All of us wanted to explore google cloud platform & machine learning tools, as we had never worked extensively with either of these things. We decided to take machine learning to video and see how we could apply available resources.
What it does
As you are livestreaming (or maybe even FaceTiming) from your computer, your words will be captioned in real-time. This provides potential accessibility to hard of hearing users or users with different native languages (where we could apply a quick translation on the captions). Such a tool serves to enhance virtual communication.
How we built it
We used the opencv package in python in order to capture the user's video directly from their camera. From there, we used the sounddevice package to extract audio in realtime. Finally, we decided to apply the google cloud platform speech to text API on every two-five seconds of audio in order to display the translations on the video.
Challenges we ran into
Our biggest challenge was trying to figure out the extraction of audio in realtime; we went through numerous different python packages for audio, but a lot of them either didn't properly install or had underflow/overflow errors. Finally, we were able to gain success using the sounddevice package.

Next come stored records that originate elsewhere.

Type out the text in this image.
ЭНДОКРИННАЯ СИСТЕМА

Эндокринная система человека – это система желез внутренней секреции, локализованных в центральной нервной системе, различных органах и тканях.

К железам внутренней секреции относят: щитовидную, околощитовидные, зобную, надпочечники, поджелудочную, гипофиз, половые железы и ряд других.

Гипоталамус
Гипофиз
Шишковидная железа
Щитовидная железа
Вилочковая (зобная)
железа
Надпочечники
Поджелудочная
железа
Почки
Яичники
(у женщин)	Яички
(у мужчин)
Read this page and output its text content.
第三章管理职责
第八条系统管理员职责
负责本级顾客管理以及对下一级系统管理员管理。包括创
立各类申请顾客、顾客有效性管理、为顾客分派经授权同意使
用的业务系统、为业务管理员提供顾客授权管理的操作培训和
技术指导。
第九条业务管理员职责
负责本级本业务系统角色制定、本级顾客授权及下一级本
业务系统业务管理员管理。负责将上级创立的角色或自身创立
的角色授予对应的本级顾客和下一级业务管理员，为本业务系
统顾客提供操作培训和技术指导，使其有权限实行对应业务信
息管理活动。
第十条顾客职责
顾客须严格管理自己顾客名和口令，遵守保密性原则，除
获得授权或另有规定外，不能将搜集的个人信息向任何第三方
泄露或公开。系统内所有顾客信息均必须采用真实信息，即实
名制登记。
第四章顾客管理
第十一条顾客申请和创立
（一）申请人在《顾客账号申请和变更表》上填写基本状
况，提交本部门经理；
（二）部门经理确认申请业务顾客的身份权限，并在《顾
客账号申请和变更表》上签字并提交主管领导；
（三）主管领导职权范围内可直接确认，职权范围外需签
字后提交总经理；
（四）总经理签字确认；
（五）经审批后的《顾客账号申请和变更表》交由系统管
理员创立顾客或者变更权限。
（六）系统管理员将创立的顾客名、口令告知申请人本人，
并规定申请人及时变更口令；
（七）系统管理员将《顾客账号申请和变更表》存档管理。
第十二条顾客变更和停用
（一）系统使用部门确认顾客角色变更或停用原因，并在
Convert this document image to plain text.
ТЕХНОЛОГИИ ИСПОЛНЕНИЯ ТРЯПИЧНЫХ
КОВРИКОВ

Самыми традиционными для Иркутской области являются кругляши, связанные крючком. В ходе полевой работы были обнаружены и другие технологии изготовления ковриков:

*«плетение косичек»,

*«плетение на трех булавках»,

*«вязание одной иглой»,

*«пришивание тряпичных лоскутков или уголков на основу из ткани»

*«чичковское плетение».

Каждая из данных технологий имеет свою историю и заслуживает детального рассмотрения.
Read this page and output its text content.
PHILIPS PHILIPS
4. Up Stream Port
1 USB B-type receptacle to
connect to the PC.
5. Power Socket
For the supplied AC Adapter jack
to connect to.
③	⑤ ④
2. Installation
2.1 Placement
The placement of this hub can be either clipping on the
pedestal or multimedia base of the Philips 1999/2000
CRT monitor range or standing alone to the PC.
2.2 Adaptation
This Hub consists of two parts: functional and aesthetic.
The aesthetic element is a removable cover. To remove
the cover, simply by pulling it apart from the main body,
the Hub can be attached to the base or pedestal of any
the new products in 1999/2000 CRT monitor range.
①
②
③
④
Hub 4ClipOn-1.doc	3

Our other biggest challenge was installation of the google cloud platform- the authorization was not working for a really long time.
Accomplishments that we're proud of
We're proud that we were actually able to make a deliverable application that kind of worked (albeit laggy). We were worried that we wouldn't get ANYTHING for a while.
What we learned
We learned about how to use/authorize google cloud platform, and how to go about sending the permissions for capturing video and microphones. It was really valuable for us, because we never really had experience working with these kind of tools.
What's next for LiveStreamCap
We hope to make it less laggy and to be able to display the text in a slightly prettier fashion.